Description
My entry on alternatehistory.com's MotF contest , and a cover of the winning map of MotF 40 :
The Crisis of the Fifth Century was by far the greatest challenge the Empire had to go through at the time. Attila’s attacks brought down a swarm of Hunnic raiders and fleeing barbarians, something that the Empire had grown more and more unready to resist. The illusion of Rome’s eternity was shattering. While more incompetent emperors would have failed and led to the Empire’s collapse, the Majorianic Dynasty proved to be the Empire’s salvation throughout the crisis. At first fighting against the barbarians during the reign of Emperor Majorian I, later fighting with the barbarians as allies during the reign of Dominus, the Empire slowly reformed, adapting to the times it was living in.
Emperor Dominus was the one to establish the Foederatio Romanum, the unofficial name the Western Empire received following his reforms, a new set of administrative reforms of the Empire which sought to end the crisis. Under these changes, the Empire would elevate the idea of Foederati peoples to official subdivisions. At first there was a considerable amount of resistance from the barbarian kings, but under both Dominus’ mighty military capabilities and skillful diplomacy, one by one the Foederati of the continental Western Empire acceded to the terms. Under the Federation, Roman Law would be imposed on the barbarian population, ending the Germanic laws that the Goths and Burgundians followed, and subjecting them to Rome, as well as converting to Nicene Christianity. In exchange, the barbarian kings would be granted full control of their own diocese as well as Roman citizenship for them and their subjects. It was a tough price to pay for both the Empire and the Germanic Tribes, but ultimately it was successful. Though Dominus was not able to secure the Vandals of Africa as Foederati, his successor Majorian II managed peace with them, with his revitalization of the Roman Navy and the creation of the Diocese Insularis aimed at stopping the Vandals’ incursions into Rome. As well as granting autonomy to the Germanic Foederati, Dominus also established semi-autonomous Dioceses in the lands outside of Italy, with the aim of countering the barbarians through a delicate balance of power, with the most notable of them being the Diocese Galliae, which under various Duces (military commanders) would later briefly subjugate the Franks and Alamanni into Foederati status, marking the peak of the Roman Federation.

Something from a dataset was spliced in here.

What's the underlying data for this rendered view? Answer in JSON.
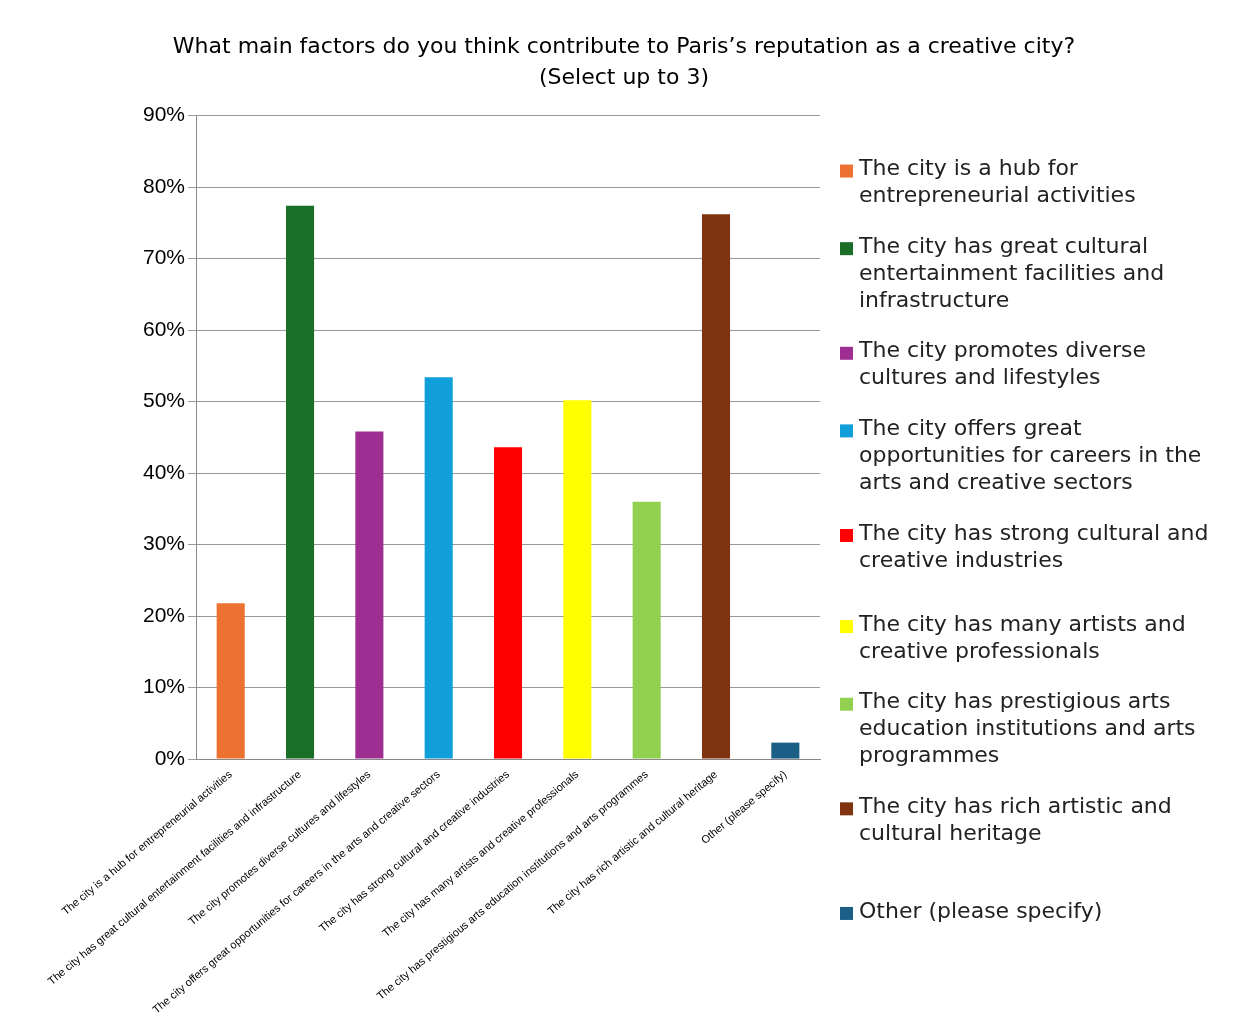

The Roman Federation would ultimately fall in AD 749 to Bulgarian invaders, who would go on to establish the Bulgarian Khaganate and later Empire in Italy and Pannonia. While attempts to continue the Federation and reconquer Italy would spring from Gallia and Hispania, ultimately the Sub-Roman Kingdoms in the West would be ended with the Saxon Conquest of Gallia and later the Mauretanian Invasion of Hispania.